Erbisch recommended the board pay the bill to the Marquette law firm of Kendricks, Bordeau, Adamini, Chillman & Greenlee from the county's miscellaneous legal fees account. Erbisch said other options the board could consider include paying a portion of the bill the panel believes represents the work authorized, not paying the bill at all or hiring an attorney to continue to review the matter.
The board meets at 6 p.m. Tuesday in Room 231 of the Henry Skewis Annex to the Marquette County Courthouse.
In May 2011, the county board had hoped to challenge a decision by the Marquette County Apportionment Committee that reduced the number of county commission districts from nine to six.
The board asked Kendricks, Bordeau, Adamini, Chillman & Greenlee to determine if the panel could request a review of the reapportionment decision from the Michigan Court of Appeals.
The firm determined only a registered voter could individually do so. The law firm also prepared a legal brief on behalf of the county, which Commissioner Bill Nordeen said was expected to be filed with the appellate court as an amicus curiae brief.
Amicus curiae participants are those persons or groups who have a strong interest in the subject of a given court action, but they are not a party in the lawsuit. If given permission by the court, the individuals or groups can file briefs on behalf of one of the lawsuit parties, which allow them to forward rationale in the case in line with their own viewpoints.

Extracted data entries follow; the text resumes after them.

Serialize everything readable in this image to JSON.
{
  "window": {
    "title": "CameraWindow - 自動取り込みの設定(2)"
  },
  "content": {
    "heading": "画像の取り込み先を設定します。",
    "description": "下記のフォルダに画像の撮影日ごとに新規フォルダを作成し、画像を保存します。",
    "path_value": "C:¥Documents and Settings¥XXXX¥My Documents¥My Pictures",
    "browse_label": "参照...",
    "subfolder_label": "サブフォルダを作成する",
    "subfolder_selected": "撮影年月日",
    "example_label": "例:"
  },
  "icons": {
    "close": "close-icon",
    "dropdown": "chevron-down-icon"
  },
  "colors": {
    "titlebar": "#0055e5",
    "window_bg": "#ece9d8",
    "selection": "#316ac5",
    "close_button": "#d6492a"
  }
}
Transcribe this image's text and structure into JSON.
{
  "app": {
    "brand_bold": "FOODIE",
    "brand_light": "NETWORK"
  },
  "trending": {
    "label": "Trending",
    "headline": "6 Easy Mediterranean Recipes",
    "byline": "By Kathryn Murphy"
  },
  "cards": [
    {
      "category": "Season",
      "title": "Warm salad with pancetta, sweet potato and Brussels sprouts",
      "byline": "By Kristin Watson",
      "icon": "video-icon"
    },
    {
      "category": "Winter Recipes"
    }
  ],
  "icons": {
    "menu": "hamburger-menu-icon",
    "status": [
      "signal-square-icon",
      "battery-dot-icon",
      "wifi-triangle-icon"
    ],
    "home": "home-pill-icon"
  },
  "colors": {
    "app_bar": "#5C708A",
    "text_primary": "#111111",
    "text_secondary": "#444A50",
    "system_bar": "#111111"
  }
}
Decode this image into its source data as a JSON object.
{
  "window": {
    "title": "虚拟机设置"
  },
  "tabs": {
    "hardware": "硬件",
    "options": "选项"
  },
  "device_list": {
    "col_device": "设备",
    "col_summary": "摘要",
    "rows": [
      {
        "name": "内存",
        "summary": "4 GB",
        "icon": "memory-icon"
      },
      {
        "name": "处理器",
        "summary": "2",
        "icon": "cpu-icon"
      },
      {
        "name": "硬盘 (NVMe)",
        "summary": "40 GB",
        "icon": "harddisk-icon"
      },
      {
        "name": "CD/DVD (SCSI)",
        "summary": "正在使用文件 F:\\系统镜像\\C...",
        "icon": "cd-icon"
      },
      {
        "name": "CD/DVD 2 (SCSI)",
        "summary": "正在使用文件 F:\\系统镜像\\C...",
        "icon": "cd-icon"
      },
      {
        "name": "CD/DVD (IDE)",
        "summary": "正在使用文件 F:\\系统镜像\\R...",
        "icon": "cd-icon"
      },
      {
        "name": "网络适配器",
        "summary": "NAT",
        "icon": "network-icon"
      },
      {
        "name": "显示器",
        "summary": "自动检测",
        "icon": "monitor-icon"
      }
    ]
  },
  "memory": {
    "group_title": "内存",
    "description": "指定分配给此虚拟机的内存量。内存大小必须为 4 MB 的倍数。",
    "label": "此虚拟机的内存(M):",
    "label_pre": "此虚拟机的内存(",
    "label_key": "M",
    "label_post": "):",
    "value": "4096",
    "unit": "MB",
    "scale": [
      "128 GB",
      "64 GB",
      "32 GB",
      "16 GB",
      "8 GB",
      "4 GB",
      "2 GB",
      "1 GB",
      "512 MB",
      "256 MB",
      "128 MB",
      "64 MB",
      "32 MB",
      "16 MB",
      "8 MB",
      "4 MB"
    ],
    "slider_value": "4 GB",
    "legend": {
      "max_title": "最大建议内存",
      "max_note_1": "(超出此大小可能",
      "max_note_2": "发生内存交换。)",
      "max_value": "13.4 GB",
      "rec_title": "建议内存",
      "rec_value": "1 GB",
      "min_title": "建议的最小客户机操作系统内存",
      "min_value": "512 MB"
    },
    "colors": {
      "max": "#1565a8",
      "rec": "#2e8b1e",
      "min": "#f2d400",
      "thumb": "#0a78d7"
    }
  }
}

Then Marquette County Civil Counsel Cheryl Hill said the board never attempted to submit the brief to the court as an amicus filing, but instead made it available to citizens to use as a basis for two appeals, which eventually were denied. Hill was concerned the board was trying to do something indirectly it couldn't legally do directly and if the bill was paid, the state constitution may be violated.
Seeking an initial independent attorney general opinion, Hill wrote a letter to be submitted through the county prosecutor. The board objected to her action because commissioners were not first consulted. The original letter was never sent.
At the board's direction, a reworked letter, with input from Hill and the board, was instead sent by state Rep. Steve Lindberg, D-Marquette, to the attorney general on behalf of the county.
County board members objected to the reduction of commission districts under the new apportionment plan, largely because they felt fewer districts would result in less effective representation for constituents.
The reduction in board members and districts will take place Jan. 1, with the six new district seats to be filled in the November election.